Plus loin quelques Gabésiens nous saluent au passage. Ils sont sans chapeau, sans chaussures ; une chemise, un pantalon et un bâton noueux, forment leur garde-robe et leur arsenal. Ils viennent des montagnes du Sud de la Tunisie, frontière Tripolitaine.

« Les Djebels des Beni Tesren et Nufusa, dit Léon l’Africain[1], distantes de Djerba et de Sfax d’environ trente milles, sont hautes et froides. Leurs habitants sont réputés pour hérétiques par les pontifes de Kairouan, et ils vont exercer tous les métiers mécaniques pour gagner leur vie. »

Aujourd’hui encore, ces Musulmans, dits Gabèsiens, Berbères d’origine, doux, intelligents, aimant la terre, viennent travailler à Tunis comme portefaix, dans les campagnes comme journaliers pour la taille des oliviers, ou pour les moissons. Honnêtes dans une certaine mesure, se considérant comme bien supérieurs aux Arabes, sobres, ils arrivent à économiser, en quelques années, un capital de plusieurs centaines de francs, qu’ils ont hâte aussitôt d’apporter à leur père pour l’achat d’un jardin ou d’un morceau de terre qui complètera le bien de la famille.

Le soleil est déjà avancé dans sa course ; l’air est plus frais ; le cœur plus joyeux espère toucher au but prochainement. J’entends les mugissements de la mer; le dernier seuil franchi, la mer immense se développe aux yeux ravis, depuis Nabeul jusqu’à Hergla; près du golfe apparaît le fondouk de Bir Loubit, masse blanchâtre au bord de la mer au milieu des caroubiers.

Nabeul, l’ancienne Neapolis, célèbre par la douceur du climat, par ses jardins embaumés, par ses poteries et par la beauté de ses citoyens. Un chroniqueur raconte à ce sujet que tous les Arabes de la ville étant déclarés bons pour le service, partent pour la conscription et laissent les jeunes filles sans épouseurs.

J’arrive au fondouk ; l’honorable aubergiste vient à ma rencontre, me prend les mains, me vante les beautés du site, et les charmes du paysage. Je lui demande incidemment s’il a un dîner de prêt, et une chambre disponible : « El Koul hader bâche » tout est prêt, me fait-il, tout est à ta disposition. On me sert aussitôt des tomates crues, des poivrons secs, des œufs durs et du pain d’orge. Je me hâte après ce frugal repas de regagner mon appartement.

J’avais la chambre d’honneur au premier étage. Pas de vitres aux fenêtres pour se garer du vent et de l’humidité ; pas de fermetures aux portes pour se débarrasser des importuns ; un matelas pour lit sans draps et sans coussins.

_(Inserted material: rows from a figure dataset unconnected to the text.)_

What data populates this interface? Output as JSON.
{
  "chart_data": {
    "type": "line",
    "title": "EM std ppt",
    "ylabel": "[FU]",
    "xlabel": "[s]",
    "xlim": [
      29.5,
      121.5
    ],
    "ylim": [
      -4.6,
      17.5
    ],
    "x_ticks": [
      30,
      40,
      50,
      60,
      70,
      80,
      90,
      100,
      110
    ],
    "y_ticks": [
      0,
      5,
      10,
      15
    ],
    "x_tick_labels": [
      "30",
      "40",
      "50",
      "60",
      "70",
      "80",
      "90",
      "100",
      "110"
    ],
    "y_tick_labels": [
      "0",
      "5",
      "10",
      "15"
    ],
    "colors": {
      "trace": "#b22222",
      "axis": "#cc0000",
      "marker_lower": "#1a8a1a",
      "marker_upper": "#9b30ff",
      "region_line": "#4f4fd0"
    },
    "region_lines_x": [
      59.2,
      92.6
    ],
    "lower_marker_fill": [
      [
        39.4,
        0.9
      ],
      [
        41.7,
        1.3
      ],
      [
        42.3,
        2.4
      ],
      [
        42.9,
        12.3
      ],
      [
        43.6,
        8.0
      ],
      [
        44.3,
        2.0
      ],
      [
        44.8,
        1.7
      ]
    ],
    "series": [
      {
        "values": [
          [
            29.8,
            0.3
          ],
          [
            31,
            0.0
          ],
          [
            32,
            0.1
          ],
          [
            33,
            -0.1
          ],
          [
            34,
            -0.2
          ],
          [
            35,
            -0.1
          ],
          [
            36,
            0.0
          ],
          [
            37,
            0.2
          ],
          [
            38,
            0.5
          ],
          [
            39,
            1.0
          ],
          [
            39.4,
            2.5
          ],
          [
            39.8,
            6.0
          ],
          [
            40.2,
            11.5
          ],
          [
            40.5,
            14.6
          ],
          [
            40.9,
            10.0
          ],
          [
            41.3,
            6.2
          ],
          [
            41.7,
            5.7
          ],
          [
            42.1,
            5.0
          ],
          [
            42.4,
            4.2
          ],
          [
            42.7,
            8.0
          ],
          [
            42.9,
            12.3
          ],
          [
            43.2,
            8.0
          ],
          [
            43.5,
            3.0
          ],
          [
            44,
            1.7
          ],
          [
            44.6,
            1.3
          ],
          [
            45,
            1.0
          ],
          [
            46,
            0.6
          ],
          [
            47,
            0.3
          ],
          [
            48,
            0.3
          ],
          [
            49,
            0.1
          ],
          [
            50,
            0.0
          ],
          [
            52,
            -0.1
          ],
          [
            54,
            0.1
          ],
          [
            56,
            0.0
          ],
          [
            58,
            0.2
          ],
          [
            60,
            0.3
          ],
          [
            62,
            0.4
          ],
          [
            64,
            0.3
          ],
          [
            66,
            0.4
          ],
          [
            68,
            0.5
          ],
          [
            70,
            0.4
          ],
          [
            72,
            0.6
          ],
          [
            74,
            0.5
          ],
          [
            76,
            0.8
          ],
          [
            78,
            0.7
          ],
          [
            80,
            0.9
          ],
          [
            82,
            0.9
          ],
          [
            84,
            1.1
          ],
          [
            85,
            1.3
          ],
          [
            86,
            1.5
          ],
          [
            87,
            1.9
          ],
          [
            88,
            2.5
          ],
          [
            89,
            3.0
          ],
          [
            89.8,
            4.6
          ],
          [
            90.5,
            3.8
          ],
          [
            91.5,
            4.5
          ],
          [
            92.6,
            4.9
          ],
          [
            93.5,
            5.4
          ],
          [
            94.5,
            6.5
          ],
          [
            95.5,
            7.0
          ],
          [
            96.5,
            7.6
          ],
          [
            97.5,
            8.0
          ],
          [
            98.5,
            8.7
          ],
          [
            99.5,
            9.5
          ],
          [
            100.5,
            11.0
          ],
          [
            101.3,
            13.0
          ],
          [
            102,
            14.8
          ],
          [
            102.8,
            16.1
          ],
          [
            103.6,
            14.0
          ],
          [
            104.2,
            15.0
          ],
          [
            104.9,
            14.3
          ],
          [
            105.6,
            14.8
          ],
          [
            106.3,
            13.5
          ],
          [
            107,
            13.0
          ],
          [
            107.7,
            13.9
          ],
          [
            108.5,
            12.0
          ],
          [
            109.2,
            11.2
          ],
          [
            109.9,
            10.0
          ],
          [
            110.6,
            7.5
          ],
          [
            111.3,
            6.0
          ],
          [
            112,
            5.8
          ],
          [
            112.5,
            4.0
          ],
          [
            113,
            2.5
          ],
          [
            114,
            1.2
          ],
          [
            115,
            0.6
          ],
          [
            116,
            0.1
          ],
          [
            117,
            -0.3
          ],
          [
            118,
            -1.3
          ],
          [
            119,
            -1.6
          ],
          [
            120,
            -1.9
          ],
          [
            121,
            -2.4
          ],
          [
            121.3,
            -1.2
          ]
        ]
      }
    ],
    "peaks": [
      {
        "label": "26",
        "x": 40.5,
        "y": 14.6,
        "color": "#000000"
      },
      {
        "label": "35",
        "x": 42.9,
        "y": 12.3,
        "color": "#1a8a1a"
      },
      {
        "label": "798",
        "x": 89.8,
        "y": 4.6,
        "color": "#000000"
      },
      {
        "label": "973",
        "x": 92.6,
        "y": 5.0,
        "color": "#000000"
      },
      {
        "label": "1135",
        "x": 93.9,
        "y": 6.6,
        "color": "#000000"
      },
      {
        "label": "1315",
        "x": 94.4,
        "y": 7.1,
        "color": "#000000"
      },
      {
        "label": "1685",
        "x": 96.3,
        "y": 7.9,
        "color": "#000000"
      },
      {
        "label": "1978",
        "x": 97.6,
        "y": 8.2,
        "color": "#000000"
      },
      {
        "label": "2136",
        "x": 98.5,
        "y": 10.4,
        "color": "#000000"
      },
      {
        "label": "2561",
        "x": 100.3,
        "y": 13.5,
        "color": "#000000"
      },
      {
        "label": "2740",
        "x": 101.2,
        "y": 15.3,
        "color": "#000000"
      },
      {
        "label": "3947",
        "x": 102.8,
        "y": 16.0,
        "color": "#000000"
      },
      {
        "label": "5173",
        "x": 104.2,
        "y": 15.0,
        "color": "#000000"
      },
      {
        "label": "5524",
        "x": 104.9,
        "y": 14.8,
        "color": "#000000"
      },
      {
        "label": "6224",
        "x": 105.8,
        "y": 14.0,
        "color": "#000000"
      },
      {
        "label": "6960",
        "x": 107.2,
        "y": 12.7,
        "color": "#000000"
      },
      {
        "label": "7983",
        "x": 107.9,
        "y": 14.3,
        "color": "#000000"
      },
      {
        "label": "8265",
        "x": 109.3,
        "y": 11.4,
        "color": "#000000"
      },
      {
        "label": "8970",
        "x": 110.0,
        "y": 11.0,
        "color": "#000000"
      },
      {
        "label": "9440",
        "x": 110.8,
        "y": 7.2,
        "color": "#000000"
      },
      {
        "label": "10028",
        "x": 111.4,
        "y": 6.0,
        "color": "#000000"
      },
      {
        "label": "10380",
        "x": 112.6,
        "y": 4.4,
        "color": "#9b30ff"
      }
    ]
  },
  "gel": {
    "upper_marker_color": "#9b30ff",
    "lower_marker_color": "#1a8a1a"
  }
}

Malgré tout, je fis une bonne somme.

Au matin, dès l’aube on m’apporta la note, qui à ma grande stupéfaction s’élevait à six francs. Je demandai quelques explications au gérant qui me fit de longues dissertations sur la façon d’extraire l’essence des roses et des jasmins, et qui en fin de compte, ajouta poliment que l’on ne saurait trop payer une aussi belle nature, l’argent ne pouvant pas être comparé à un beau coucher de soleil.

Je réglai ce poète aubergiste suivant son désir et continuai ma route vers l’Enfida.

Ludovic Campou – Paris, 20 mai 1887.
DU MÊME AUTEUR : “Un Empire qui croule” (le Maroc contemporain) 1886.

[1] Léon l’Africain, description de l’Afrique. Léon l’Africain est un auteur arabe, né à Fez, au Maroc, au XVIe siècle, qui a parcouru tout l’Afrique jusqu’au Soudan ; il se convertit au catholicisme à la fin de sa vie, et a laissé une relation de ses voyages qui fournit les documents les plus sérieux sur son époque.